How recommendations are chosen

Each recommendation must meet all three criteria:

1. Substantive why. A clear explanation of the real-world risk it addresses, referenced to authoritative sources (CISA, NIST, EFF, vendor documentation).
2. Concrete how. Step-by-step instructions that a non-technical person can follow, with a verifiable success check.
3. Accurate platform scope. Only shown on relevant platforms; macOS-only items don't appear for Windows users.

Sources we cite

• CISA (Cybersecurity and Infrastructure Security Agency)
• NIST Digital Identity Guidelines (SP 800-63)
• EFF Surveillance Self-Defense
• Official vendor documentation (Apple, Microsoft, Google, etc.)
• Privacy Guides

What we won't recommend

• Tools with a history of security incidents or questionable business practices
• Paid tools when a free equivalent of equal quality exists
• Anything we haven't personally vetted against its claimed security properties

Review cadence

Every recommendation has a lastReviewed date.
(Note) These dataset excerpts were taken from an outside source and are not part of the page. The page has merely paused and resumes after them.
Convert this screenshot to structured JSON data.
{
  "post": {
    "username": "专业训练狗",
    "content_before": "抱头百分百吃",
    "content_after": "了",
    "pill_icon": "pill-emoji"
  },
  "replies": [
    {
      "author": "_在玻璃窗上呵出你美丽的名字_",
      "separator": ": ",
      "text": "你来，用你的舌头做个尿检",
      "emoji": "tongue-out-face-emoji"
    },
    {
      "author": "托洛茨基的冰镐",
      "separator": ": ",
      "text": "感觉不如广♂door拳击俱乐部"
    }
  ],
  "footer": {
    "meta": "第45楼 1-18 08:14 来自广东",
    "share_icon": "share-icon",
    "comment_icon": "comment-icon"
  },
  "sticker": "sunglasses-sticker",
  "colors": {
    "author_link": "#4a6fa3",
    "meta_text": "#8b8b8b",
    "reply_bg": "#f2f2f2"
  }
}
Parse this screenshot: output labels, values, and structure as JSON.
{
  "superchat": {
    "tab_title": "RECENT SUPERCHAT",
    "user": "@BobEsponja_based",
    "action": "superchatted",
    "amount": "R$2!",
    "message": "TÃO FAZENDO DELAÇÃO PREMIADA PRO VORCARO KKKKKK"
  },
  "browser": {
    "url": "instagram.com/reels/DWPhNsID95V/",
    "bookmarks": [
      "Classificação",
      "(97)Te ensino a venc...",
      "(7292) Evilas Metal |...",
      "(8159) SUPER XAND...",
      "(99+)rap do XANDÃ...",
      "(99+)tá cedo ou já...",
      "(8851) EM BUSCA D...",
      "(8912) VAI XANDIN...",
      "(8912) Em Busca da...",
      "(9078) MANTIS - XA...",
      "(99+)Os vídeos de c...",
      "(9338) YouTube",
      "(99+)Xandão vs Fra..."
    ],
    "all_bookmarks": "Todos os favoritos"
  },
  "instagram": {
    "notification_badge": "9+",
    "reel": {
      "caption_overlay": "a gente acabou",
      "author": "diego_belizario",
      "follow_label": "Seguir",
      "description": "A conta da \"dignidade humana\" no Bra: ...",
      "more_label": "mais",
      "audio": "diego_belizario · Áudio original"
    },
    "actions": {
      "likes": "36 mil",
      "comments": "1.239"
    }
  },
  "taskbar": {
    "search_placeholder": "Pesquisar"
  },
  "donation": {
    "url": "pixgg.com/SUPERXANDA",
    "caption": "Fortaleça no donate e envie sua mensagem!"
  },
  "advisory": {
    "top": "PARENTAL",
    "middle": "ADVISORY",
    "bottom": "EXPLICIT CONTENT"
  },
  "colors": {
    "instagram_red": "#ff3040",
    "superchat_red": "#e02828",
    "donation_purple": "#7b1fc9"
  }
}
Our commitments:

• Monthly: automated broken-link check across all source citations.
• Quarterly: human review of a rotating subset; update for any tool changes, new attacks, or deprecations.
• Annual: review the wizard questions themselves — has the threat landscape shifted enough to rethink the framing?

Items last reviewed more than 12 months ago are flagged in the UI as "may be stale."

Contributing

Safehog is open source. If you spot a mistake, outdated step, or missing recommendation, open a pull request or issue on GitHub. All additions require at least one authoritative source citation.